The drama inside Meta

The departure wasn’t friendly. According to the Financial Times:

The Llama 4 fiasco:

  • Meta launched Llama 4 in April 2025
  • The benchmarks were manipulated (“the results were inflated a bit,” LeCun admitted)
  • They used different models for each benchmark to pump up numbers
  • Zuckerberg “lost confidence in everyone involved”

The new boss:

  • Meta hired Alexandr Wang (28, Scale AI CEO) for $14 billion
  • Wang technically became LeCun’s boss
  • LeCun: “You don’t tell a researcher what to do. You certainly don’t tell me what to do.”

The exodus:

“A lot of people have left, a lot of people who haven’t left yet will leave.”


The bet: World Models

LeCun isn’t retiring. He thinks he has the solution. They’re called World Models.

The idea: instead of predicting the next word (like ChatGPT), predict the next state of the physical world.

LLMWorld Model
Learns from textLearns from video
Predicts wordsPredicts physical states
Understands languageUnderstands physics
”What word comes next?""What happens if I drop this ball?”

If you want to understand what World Models are and why LeCun believes they’re the future, I explain it in detail in World Models: AI that predicts the physical world.


Why Paris

LeCun is French-American. His startup will be based in Paris.

“You have to do this kind of work outside the Valley, in Paris.”

Macron texted him when the news was announced (LeCun won’t say what it said).

Paris is the #3 AI hub globally according to Dealroom. Europe is betting on smaller, more sustainable models instead of American megamodels.


My take

It’s easy to dismiss this as “old scientist who doesn’t get LLMs.”

But LeCun invented CNNs. Without him there would be no image recognition, no self-driving cars, none of half the things we take for granted.

And 76% of AI researchers surveyed by AAAI agree: scaling LLMs alone won’t reach AGI.
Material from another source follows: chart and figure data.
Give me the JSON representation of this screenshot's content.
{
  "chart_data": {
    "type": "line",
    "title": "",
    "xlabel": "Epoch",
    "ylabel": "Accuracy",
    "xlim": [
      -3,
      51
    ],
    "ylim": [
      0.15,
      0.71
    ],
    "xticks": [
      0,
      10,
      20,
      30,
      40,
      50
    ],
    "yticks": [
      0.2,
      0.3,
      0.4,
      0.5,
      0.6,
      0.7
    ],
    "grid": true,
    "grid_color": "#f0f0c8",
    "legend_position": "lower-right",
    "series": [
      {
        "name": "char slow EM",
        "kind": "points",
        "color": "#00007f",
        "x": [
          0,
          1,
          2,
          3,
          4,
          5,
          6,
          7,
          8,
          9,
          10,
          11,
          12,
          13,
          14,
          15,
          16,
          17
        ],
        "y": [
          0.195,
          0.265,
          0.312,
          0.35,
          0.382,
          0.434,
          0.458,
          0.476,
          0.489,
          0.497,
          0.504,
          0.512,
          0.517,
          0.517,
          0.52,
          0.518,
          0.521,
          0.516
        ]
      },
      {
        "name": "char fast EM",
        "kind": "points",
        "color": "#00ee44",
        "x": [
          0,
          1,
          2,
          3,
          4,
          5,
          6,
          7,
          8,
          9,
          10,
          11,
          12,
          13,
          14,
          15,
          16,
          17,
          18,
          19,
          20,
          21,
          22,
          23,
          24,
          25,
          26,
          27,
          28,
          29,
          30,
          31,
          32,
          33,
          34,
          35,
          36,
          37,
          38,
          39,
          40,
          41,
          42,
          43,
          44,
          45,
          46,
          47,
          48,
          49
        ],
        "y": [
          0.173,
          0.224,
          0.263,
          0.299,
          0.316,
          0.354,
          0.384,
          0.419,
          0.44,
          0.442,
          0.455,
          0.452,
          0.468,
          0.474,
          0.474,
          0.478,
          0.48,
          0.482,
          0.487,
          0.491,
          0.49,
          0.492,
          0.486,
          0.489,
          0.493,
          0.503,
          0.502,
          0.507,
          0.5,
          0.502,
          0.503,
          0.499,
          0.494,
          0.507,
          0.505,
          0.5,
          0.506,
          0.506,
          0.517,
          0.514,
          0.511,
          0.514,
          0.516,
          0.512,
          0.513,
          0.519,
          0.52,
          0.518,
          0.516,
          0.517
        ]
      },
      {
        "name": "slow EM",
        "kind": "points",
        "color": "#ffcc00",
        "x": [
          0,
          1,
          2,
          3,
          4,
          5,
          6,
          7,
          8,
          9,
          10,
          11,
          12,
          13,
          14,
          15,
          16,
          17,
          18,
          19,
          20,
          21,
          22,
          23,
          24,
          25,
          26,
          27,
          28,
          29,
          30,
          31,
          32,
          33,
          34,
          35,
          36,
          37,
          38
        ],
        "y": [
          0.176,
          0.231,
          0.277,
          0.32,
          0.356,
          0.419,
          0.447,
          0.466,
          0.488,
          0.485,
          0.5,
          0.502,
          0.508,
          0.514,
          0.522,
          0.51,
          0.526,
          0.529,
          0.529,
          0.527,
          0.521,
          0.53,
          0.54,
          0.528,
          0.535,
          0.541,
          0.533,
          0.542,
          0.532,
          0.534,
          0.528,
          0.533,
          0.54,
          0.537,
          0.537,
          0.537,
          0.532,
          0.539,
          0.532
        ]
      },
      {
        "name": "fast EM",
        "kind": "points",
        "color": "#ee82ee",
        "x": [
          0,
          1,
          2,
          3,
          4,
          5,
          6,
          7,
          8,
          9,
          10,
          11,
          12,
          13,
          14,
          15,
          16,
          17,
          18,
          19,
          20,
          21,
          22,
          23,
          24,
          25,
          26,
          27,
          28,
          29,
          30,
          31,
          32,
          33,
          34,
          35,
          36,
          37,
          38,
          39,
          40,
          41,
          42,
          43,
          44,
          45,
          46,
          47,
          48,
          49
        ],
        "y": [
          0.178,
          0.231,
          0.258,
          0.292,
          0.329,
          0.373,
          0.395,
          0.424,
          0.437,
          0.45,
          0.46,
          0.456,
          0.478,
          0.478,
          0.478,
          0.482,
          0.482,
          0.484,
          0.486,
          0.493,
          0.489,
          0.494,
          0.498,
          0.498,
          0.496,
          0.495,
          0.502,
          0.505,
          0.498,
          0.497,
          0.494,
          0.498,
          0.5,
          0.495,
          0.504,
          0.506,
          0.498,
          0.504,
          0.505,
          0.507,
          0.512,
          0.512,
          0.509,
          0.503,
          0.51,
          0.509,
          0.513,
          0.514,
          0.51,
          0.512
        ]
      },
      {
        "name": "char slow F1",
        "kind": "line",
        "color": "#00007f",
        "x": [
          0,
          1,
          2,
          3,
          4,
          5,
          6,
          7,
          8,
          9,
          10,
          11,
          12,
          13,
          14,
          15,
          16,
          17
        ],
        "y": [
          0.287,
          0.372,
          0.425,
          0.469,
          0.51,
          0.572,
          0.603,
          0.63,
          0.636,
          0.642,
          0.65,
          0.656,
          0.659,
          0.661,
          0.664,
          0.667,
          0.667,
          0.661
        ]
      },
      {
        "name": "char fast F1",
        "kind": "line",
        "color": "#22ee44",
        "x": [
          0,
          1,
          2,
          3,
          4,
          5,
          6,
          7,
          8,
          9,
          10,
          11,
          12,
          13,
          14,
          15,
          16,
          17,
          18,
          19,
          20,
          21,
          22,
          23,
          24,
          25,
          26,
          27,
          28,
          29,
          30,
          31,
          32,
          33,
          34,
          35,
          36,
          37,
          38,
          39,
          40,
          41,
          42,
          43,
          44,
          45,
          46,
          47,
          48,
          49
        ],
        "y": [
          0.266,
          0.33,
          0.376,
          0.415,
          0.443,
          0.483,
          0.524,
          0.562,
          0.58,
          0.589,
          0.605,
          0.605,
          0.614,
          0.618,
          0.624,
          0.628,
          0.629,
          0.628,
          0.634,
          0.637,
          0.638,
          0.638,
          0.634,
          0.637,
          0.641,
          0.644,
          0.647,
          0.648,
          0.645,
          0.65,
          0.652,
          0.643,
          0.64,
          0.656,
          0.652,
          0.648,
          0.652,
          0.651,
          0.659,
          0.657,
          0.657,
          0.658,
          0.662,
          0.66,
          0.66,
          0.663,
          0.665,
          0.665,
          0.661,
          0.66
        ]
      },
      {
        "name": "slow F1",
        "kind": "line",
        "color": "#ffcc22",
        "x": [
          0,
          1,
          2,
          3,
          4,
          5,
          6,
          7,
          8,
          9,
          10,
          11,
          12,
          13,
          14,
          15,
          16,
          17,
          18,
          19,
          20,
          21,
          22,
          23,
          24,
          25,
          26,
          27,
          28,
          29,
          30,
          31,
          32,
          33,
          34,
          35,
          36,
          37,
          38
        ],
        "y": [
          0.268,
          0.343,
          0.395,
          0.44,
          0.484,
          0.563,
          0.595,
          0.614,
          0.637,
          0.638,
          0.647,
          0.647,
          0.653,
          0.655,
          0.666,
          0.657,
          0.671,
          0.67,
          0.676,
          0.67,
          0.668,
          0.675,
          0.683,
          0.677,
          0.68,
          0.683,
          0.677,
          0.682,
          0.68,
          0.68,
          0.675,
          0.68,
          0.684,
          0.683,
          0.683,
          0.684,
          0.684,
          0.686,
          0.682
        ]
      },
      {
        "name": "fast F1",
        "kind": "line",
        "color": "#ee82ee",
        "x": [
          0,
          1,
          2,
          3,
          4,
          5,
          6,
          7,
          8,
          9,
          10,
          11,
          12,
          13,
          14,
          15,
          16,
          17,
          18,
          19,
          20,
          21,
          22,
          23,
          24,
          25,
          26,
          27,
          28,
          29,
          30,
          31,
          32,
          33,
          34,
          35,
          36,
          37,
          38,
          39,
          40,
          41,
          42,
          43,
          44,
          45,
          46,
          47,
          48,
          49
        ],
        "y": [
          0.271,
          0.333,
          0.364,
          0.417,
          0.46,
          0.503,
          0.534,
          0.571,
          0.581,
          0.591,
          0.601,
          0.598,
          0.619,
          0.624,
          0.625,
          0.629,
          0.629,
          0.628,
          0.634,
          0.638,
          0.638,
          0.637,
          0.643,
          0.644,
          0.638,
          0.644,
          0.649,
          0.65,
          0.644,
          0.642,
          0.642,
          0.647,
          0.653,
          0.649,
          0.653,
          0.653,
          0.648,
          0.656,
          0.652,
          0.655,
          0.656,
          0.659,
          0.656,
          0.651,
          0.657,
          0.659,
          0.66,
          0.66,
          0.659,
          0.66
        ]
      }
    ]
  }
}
Is he right? I don’t know. But when one of the three godfathers of AI says “this isn’t going to work” and bets $3.5 billion on something else, it deserves attention.


What’s next

AMI Labs launches in January 2026. First “baby” versions in a year. Full versions in “a few more years.”

“Maybe there’s an obstacle we don’t see yet, but at least there’s hope.”

If World Models work, we could see:

  • Robots that understand physics without programming rules
  • Cars that predict pedestrian behavior
  • AI that plans complex actions in the real world

If they don’t work, LeCun will have lost a very expensive bet.

But that’s what real scientists do: bet on ideas that might be wrong.